So, the guy that I met through my meet up is quite interesting. He has a criminal history  that he let us all know before he came to his first meeting. He didn’t give us details of he crime, just that is was attempted murder and that he is living at the local halfway house. When he showed up at the meeting last month, I don’t know what I was expecting but I know I was not expecting a normal looking guy that was educated and articulate. No strange piercings or visible tattoos. He seems very intelligent and interesting to talk to. He had to leave early due to curfew so none of us really got to know him but I was curious about his story. Not that I was necessarily interested in HIM but I am always curious about people and how they get where they are. Psychology is fascinating to me. I have always thought that most people, deep down, are good. Many people, given a second chance can turn themselves around. All of us have made mistakes or done things that are stupid and could have possibly ruined our lives, IE drunk driving. Most of us have not been caught so we have been lucky. I send him a message via meetup and told him that I was glad he had made it and mentioned the courage it took to tell us his history before he came. Our group was welcoming to him. I don’t think anyone has ostracized him at all. He was definitely treated as he was welcome. I was proud of our group.

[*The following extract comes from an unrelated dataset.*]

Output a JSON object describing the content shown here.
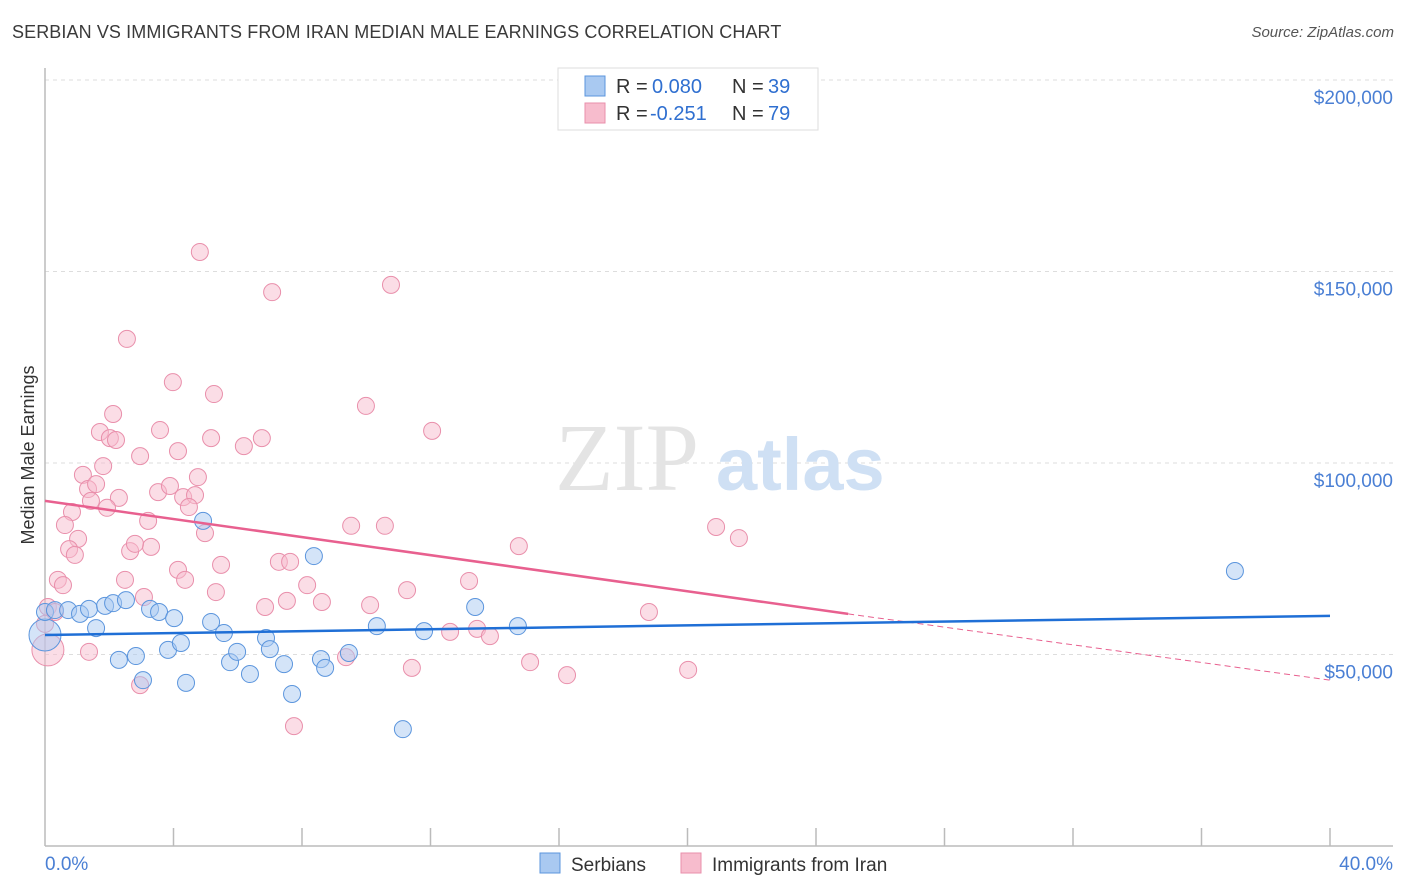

This months meeting came around and he was able to stay for the entire meeting and visit afterwards. I found him very intriguing and interesting to talk to. He contributed to the discussion well and I realized that if I did not know his history that I would be interested. As a humanist, I realized, I was interested in at least knowing his story before I decided to give him a shot or not. We have things on common. I had to know so I blurted out to him that I wanted to get to know him. I am definitely learning to say how I feel and do what I want. So, I emailed him and he invited me to come see him at his job so i could get his story and then decide what I wanted to do. He asked me to not google him until after he talked to me. That was an easy request. The media always focuses on the worst of people. I have seen that with people that I know.

Last night, I went to his work before meeting some friends of mine.. We had just under 45 minutes to talk and it was in a public place s I figured I was safe. Damn, we hit it off. He incident was the only time he has been in trouble. He was drunk and did something stupid and no one was even hurt. It really sounds like what he was charged with was excessive for what happened. He has served nine years and will shortly be leaving here to go take care of his elderly mother. He got out early for good behavior and is doing well in the system. I was really, kind of hoping, that after I spent time with him, I would be done with the interest. I usually do not like bad boys. Unfortunately, that did NOT happen and he is NOT a bad boy. He is kind and educated and a hard worker and articulate and has all his teeth. I went out with friends and then went back to talk to him some more.  Eventually, he was holding my hand and then kissed me.  I didn’t expect that but I liked it. He then asked me if I was getting myself in trouble since we know he is leaving in a several months. He is worried about ME in this potential relationship.

I thought about that question the entire drive home and I think he is actually, in many ways, in a more dangerous situation. He stated I was the first girl he has kissed in ten years. In some ways, I am a rebound girl. I am used to my freedom again. I am comfortable with where I am. He is starting all over as I was three years ago but with even less than I was. I ended up texting him when I got home and told him that we all take risks with dating and who knows what will happen in seven months. We may end up deciding we are not at all compatible or the opposite. We will deal with whatever happens. At least, I have made friends with an ex-con. I never thought that I would have a crush on an ex-con. I try to never judge people. He is not a domestic abuser. He is not a rapist or sex offender. He is not a career criminal. He made a mistake while drunk and has owned up to it. Doesn’t he deserve a chance at a relationship? Doesn’t he deserve to some day have love again? Doesn’t he deserve to be happy? I say yes. I just don’t know if I am crazy for participating in this and possibly being involved with him. We are going to fill out papers so we can go on official dates and see what happens. I guess I have to answer all sorts of questions. This is definitely an interesting turn of events.

Anyone have any comments on this? Am I CRAZY???